New Delhi: Auto loans took the maximum beating when the government to tighten liquidity increased the interest rates. The usual trend in the auto loan segment was to issue loans at fixed interest rates, but with no customers in sight, banks had to introduce the floating rate concept in auto loan segment.
SBI, and ICICI Bank the two stalwarts of Indian banking scenario introduced floating rate auto loans this festive season. Floating interest rates unlike fixed ones are tied to a benchmark lending rate and vary with market fluctuations. Floating interest rates mostly are priced about 50 basis points below the fixed rates. But with no significant reduction in interest rates in sight, are they worth taking?

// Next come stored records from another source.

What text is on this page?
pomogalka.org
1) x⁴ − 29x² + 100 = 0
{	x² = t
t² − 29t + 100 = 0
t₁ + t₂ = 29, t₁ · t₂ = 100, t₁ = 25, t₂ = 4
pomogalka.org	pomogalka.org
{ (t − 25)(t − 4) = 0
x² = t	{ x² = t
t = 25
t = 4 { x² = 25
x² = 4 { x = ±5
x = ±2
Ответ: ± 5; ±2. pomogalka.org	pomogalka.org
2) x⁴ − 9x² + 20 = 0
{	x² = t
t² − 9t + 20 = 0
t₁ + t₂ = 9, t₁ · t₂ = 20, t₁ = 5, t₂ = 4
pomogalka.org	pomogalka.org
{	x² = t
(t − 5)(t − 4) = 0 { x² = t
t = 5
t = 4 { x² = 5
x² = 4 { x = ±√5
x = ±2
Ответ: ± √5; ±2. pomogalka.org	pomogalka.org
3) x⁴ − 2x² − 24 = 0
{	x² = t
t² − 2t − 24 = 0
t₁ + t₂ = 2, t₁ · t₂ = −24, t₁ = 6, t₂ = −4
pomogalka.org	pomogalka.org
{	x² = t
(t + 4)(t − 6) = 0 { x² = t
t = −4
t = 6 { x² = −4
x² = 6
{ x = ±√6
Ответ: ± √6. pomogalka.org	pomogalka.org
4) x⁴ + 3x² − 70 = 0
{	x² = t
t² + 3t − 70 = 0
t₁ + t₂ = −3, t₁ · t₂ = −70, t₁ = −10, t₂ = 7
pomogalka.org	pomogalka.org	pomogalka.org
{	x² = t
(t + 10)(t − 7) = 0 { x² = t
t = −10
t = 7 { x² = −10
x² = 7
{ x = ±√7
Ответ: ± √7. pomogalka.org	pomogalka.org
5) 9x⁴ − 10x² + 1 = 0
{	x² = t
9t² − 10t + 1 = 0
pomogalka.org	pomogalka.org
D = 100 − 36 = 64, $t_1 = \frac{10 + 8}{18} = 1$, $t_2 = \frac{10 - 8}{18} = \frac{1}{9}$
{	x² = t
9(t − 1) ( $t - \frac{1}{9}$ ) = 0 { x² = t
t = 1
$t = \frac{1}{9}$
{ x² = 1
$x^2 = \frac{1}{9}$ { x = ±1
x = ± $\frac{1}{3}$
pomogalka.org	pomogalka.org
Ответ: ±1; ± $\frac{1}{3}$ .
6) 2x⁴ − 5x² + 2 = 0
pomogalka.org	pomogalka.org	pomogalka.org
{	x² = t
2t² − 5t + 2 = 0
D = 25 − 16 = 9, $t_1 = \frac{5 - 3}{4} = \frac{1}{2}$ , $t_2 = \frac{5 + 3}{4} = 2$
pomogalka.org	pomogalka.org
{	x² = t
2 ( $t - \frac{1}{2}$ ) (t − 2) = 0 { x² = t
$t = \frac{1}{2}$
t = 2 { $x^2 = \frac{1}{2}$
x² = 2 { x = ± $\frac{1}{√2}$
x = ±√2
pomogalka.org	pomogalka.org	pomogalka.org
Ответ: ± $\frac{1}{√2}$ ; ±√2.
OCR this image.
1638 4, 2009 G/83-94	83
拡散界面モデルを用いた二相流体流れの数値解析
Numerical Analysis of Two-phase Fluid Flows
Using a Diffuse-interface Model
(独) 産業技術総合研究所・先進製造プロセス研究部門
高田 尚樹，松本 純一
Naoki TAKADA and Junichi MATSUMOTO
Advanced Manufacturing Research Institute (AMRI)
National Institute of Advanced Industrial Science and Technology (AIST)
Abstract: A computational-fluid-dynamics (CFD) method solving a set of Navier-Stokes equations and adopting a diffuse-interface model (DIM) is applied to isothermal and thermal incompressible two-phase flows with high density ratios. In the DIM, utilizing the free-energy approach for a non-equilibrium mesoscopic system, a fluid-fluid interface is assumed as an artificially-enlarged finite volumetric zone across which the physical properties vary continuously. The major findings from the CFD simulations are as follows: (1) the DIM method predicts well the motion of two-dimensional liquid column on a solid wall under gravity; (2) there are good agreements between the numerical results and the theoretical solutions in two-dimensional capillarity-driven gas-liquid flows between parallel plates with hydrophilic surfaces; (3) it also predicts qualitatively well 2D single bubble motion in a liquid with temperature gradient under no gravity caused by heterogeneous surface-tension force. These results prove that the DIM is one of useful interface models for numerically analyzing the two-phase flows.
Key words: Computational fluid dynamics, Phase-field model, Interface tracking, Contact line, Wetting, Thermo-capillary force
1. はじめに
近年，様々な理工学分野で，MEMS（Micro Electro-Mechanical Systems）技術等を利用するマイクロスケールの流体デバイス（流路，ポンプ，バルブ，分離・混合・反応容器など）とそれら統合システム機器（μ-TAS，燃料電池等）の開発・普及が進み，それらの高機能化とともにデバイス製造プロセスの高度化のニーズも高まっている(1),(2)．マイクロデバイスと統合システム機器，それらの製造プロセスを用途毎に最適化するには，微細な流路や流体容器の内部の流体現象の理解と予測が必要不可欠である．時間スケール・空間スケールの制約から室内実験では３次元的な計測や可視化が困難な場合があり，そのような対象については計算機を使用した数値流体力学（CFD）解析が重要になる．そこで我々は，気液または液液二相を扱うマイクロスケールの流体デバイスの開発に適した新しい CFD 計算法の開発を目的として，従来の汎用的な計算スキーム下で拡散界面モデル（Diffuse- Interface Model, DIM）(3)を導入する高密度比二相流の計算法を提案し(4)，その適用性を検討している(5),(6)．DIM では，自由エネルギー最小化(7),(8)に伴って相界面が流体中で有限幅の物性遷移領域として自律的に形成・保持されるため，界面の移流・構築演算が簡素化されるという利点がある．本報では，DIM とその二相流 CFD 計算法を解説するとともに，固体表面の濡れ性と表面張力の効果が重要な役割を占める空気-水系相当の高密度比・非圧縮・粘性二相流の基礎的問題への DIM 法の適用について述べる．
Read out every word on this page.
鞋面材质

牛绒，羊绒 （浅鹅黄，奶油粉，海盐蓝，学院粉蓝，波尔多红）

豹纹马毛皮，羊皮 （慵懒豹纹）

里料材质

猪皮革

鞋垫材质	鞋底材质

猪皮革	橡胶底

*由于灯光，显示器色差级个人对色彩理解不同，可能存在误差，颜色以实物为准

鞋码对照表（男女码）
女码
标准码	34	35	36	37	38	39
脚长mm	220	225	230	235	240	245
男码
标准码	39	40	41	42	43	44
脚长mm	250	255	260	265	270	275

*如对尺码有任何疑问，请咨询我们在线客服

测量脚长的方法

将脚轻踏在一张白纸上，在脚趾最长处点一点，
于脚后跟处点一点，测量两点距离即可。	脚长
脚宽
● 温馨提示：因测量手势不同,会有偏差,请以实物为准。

Justifying the decision of launching floating rate auto loans, ICICI Bank's auto loans head, N.R. Narayanan, said, "Many customers told us that they were not going in for car loans now since they were expecting the interest rates to get better (fall). We thought we should offer them the floating rate scheme so that they also get the benefit if at all the rates fall."
A difference of just 50 basis points isn't too much and there are instances where banks and financial institutions are willing to provide auto loans at fixed interest rates, which are at par or below this floating rate offer. Now, that brings a peace of mind and shields the customer from any fluctuations what-so-ever. Looks like the banks have to spice up their offer of floating rate auto loans to attract more customers.